Зозуленька-Жгут умела стойку на голове делать и колесом ходить, то есть в два последовательных приема представлять цифру десять. Когда интерес к ней поугас и не тянул даже на тройку, втихаря на балконе делал пару затяжек перед сексом, чтобы хотелось. Все равно не хотелось. И что теперь? До конца дней сожалеть о пущенном на самотек, а в дальнейшем и под откос студенческом браке? Разбежались, когда ей было 26. «Я отдала тебе лучшие годы», — прошипела сквозь слезы и отвернулась. На автобусной остановке полемизировали. «А я тебе? Дерьмо собачье в праздничной упаковке?» Перед разводом купил автоответчик мышиного колеру, один из первых, PhoneMate, громоздкий, с тремя кнопками, но большими. Записал с пятой попытки месседж. Машинка Зозуленьку-Жгут почему-то встревожила. Не привыкла к промежуточному, между присутствием и отсутствием, состоянию, к голосу без владельца, месседжу без адресата, к безличию радушного приветствия для всех и ни для кого? Испугалась, что успел учинить с собой нечто неблаговидное? Оставила сообщение: надеется, что жив-здоров, и верит, что все утрясется, и, кстати, хотела бы с другом заглянуть в удобное время за вещами. Степень этой дружбы Санька мог себе представить. Но не хотел. Освободил квартиру в назначенный час, чтобы не видеть ни его, ни ее; и с тех пор не видел.

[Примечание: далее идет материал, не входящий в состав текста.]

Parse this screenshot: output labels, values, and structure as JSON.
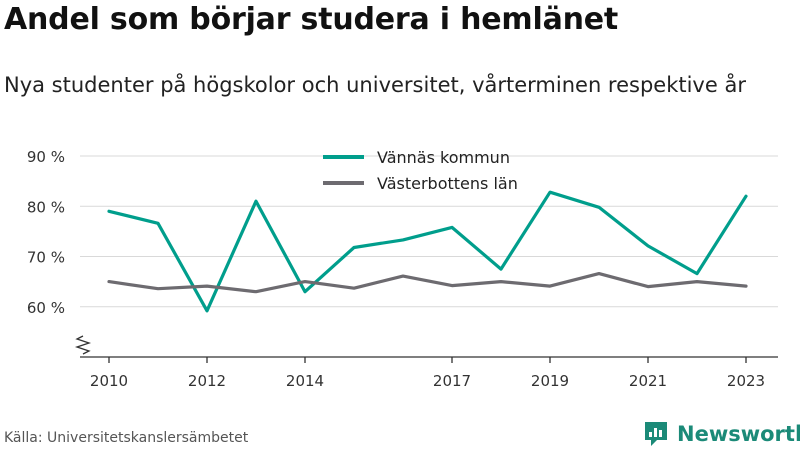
{
  "header": {
    "title": "Andel som börjar studera i hemlänet",
    "subtitle": "Nya studenter på högskolor och universitet, vårterminen respektive år"
  },
  "footer": {
    "source": "Källa: Universitetskanslersämbetet",
    "brand": "Newsworthy"
  },
  "colors": {
    "series_1": "#009e8c",
    "series_2": "#6d6b70",
    "grid": "#d9d9d9",
    "axis": "#333333",
    "brand": "#1b8a78"
  },
  "icons": [
    "newsworthy-logo-icon",
    "axis-break-icon"
  ],
  "chart_data": {
    "type": "line",
    "title": "Andel som börjar studera i hemlänet",
    "subtitle": "Nya studenter på högskolor och universitet, vårterminen respektive år",
    "xlabel": "",
    "ylabel": "",
    "x": [
      2010,
      2011,
      2012,
      2013,
      2014,
      2015,
      2016,
      2017,
      2018,
      2019,
      2020,
      2021,
      2022,
      2023
    ],
    "x_ticks": [
      "2010",
      "2012",
      "2014",
      "2017",
      "2019",
      "2021",
      "2023"
    ],
    "y_ticks": [
      "60 %",
      "70 %",
      "80 %",
      "90 %"
    ],
    "y_tick_values": [
      60,
      70,
      80,
      90
    ],
    "ylim": [
      50,
      90
    ],
    "xlim": [
      2010,
      2023
    ],
    "y_axis_break": true,
    "grid": "horizontal",
    "legend_position": "top-center",
    "series": [
      {
        "name": "Vännäs kommun",
        "color": "#009e8c",
        "values": [
          79,
          76.6,
          59.2,
          81,
          63,
          71.8,
          73.3,
          75.8,
          67.5,
          82.8,
          79.8,
          72.1,
          66.6,
          82
        ]
      },
      {
        "name": "Västerbottens län",
        "color": "#6d6b70",
        "values": [
          65,
          63.6,
          64.1,
          63,
          65,
          63.7,
          66.1,
          64.2,
          65,
          64.1,
          66.6,
          64,
          65,
          64.1
        ]
      }
    ]
  }
}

Разве что во сне, спустя годы. И была она в сновидении не вполне живой. Это сразу выяснилось по оттенку распадающегося подобием пазла лица, отдающего синевой. «Куда ты пропала?» — «Я не пропала. Я умерла». — «Зачем?» — «Зачем умирают? Место ослобоняют». Проснулся в скверном расположении духа, лежал в постели, тупо уставясь в потолок, по которому бродили дырявые тени. Вспоминал, как давно, на заре взаимной приязни, поведала ему Зозуленька-Жгут историю о родственнике, взявшем в жены сказочной красоты девушку, имеющую обыкновение разгуливать по квартире в трусиках и лифчике. И однажды отец этого парня, они жили в Староконюшенном, заметил: «Олежек, мне 45 лет, я еще не старый мужчина, ты бы попросил Свету, чтобы она в халате на кухню выходила?» Сказано — сделано. На следующее утро Света появилась на кухне в легком сиреневом пеньюаре на голое тело. Ну не странная ли девушка эта Света?

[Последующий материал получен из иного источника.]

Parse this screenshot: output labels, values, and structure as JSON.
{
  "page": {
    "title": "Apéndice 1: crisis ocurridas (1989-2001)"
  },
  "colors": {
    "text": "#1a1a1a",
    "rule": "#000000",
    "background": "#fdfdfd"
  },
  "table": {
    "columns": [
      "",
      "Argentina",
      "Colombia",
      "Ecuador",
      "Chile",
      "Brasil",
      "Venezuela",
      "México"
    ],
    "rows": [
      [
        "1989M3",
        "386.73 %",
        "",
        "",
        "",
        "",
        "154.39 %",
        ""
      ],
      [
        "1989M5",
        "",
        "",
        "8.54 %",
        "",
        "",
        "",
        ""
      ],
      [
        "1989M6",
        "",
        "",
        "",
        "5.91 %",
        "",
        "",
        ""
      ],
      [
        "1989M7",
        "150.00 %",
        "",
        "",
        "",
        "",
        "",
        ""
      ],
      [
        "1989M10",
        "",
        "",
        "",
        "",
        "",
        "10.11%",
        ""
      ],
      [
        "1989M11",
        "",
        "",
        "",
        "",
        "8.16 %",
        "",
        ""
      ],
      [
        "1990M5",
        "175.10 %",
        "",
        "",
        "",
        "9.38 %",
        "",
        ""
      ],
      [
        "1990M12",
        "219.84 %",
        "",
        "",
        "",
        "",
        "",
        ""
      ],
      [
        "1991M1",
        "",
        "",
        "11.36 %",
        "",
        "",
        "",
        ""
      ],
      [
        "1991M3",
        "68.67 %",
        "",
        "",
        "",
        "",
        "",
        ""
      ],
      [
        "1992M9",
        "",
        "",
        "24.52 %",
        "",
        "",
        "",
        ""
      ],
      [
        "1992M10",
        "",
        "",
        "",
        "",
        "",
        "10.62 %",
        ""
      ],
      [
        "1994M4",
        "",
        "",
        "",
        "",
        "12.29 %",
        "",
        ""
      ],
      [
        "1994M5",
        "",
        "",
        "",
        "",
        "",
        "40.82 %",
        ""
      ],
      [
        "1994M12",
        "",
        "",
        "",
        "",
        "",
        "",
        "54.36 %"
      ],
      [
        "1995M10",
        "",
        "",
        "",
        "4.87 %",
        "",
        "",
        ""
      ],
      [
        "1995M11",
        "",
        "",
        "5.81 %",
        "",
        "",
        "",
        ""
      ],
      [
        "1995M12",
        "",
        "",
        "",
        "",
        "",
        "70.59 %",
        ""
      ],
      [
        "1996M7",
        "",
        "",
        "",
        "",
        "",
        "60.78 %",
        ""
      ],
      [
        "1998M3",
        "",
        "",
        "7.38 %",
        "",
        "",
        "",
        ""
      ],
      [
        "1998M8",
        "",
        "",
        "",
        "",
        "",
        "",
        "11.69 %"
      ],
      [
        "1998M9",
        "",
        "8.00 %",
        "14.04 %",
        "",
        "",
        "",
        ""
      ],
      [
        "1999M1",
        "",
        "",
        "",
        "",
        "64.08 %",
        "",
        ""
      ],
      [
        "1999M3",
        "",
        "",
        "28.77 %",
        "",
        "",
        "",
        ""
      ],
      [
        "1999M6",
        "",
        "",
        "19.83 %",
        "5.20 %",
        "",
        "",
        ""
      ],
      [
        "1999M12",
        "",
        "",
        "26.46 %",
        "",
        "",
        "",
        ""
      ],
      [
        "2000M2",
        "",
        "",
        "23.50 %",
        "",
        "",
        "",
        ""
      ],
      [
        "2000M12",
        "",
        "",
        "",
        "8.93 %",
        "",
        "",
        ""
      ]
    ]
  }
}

Потом, то ли во сне, то ли наяву, приплелся мохнатый паук-флегматик из дачного детства. Часами мог Санька исследовать паутину меж двух столбов, казавшуюся на первый взгляд заброшенной, бесхозной. Но стоило в нее угодить самой завалящей мухе! О, тотчас же из-за угла появлялся паук, напоминавший миниатюрную галопирующую лошадь — фотомодель великого Майбриджа. И перебор ног, как струн перебор, но не как нежелательный валет к 12, и не как зрительная иллюзия, но как мандат, выданный Ее Величеством эволюцией видов. И паутина сотрясалась, неслышно звеня подобием эоловой арфы из немого кино. Чем больше усилий прилагала муха к тому, чтобы выпутаться из серебряной западни, обернувшейся для нее ранним саваном, тем глубже я, словно муха, которой недолго осталось вибрировать в прощальном танце, увязал в этой метафоре в ожидании замешкавшейся точки.

17.

— И смотри, — давал я последние наставления Саньке, охваченному послеразводной охотой к перемене мест. — Чтоб к пустоте невольно горечь не примешалась.

— А вы в каком направлении сочинительствуете? — интригующе низко склонилась над телятиной под грибным соусом коротко остриженная официантка из Каунаса и заглянула Саньке в глаза.

 — В сатирическом, — не задумываясь, отвечал Санька. — Но с элементами хардкора и описаниями природы.

Проливной дождь, свинцовое небо, серые соборы Цюриха. Дождался у барной стойки конца смены, отправились к ней. Сказала, что можно не предохраняться. Парень в Лондоне, тоже официантом, но хочет выучиться на менеджера, она верна ему. Как правило, — уточнила и проворно, подобно артистке легкого жанра, стала раздеваться под одеялом. Наутро напоила кофе, дала понять, что много дел и второй встречи не будет. Обняла, клюнула в щеку. На мокрой набережной швейцарский, по виду, господин в клешах цвета лосося, прислонившись к стене собора, рассеянно поглядывал по сторонам.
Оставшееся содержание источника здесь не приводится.